In a statement, Environment Minister George Heyman and Water, Land and Resource Minister Nathan Cullen said they are also committed to better information sharing with First Nations, municipalities and other partner organizations. 

An independent committee will then review what the panel comes up with and devise a number of recommendations from it.

The province said it has already begun referring major officer conduct complaints to a third-party investigator.

Lesley Fox, the executive director of wildlife charity The Fur-Bearers, said she was happy to see Monday's announcement.

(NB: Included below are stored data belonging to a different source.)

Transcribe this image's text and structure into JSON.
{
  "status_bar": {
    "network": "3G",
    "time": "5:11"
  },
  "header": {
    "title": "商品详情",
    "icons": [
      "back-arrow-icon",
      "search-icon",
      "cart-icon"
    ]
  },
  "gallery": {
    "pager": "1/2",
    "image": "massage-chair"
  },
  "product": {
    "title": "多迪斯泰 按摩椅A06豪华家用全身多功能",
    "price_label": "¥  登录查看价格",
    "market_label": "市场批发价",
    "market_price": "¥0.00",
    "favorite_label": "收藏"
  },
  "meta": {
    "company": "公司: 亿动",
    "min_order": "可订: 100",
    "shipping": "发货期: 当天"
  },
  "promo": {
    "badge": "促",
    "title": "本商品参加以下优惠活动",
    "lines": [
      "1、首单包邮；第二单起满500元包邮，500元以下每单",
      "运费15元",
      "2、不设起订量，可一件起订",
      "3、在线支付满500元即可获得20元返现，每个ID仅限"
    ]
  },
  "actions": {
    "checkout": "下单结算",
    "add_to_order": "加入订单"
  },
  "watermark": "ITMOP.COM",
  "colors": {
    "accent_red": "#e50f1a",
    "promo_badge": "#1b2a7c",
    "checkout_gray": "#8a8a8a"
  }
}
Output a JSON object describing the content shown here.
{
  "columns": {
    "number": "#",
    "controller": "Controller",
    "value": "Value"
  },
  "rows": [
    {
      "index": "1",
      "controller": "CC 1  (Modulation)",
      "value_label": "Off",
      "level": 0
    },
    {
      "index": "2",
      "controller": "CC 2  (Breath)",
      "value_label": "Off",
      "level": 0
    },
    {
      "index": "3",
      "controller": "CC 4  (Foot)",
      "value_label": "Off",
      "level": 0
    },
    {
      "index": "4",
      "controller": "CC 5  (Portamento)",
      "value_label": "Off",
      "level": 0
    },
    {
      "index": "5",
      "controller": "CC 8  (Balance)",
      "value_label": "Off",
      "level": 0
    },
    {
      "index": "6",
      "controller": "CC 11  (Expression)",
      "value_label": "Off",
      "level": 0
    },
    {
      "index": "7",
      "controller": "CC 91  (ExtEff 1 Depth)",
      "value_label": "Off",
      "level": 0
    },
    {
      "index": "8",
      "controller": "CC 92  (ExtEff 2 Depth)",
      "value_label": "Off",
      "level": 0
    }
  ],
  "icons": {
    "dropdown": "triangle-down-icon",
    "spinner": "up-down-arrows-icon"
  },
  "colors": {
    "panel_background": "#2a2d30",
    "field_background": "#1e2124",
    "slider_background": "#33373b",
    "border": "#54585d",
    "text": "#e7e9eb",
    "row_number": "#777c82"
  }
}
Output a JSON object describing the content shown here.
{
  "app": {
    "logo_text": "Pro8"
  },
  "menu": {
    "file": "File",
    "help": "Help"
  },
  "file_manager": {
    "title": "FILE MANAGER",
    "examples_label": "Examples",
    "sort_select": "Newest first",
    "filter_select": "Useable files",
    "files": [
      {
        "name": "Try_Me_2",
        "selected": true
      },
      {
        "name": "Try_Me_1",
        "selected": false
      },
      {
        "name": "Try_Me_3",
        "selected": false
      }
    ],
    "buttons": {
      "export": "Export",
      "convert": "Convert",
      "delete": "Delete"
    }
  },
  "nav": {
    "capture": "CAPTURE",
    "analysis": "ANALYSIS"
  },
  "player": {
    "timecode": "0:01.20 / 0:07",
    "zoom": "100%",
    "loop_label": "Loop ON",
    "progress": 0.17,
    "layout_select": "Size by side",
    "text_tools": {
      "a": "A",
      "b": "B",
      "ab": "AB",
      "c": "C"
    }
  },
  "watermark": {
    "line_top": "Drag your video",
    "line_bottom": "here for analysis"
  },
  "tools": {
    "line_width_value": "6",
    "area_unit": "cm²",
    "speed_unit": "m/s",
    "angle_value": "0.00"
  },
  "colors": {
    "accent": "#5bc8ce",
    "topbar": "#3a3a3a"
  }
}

She has long argued that conservation officers could be preventing some of the bear deaths they cause and that their actions require greater scrutiny. 

"I'm cautiously optimistic," she said. 

But, she added, she would like to see the Conservation Officer Service treated like a full policing organization, with all the legal oversight that comes with that. 

It's something BC Greens MLA Adam Olsen pushed to have included in recent Police Act legislation amendments.

"They dress like police, drive police-like vehicles, use police-like tactics, carry police-like assault rifles, have all the powers under the Police Act, but are not subject to police-like independent oversight and have no constabulary independence," Olsen said during question period in May 2023. 

At the time, Public Safety Minister Mike Farnworth was non-committal, saying only that changes were coming around "governance and accountability," including oversight.

In a statement to Black Press Media on Monday, a Ministry of Environment and Climate Change Strategy spokesperson said there is an ongoing process separate from their new expert panel that is working to determine if COS should fall under the Police Act.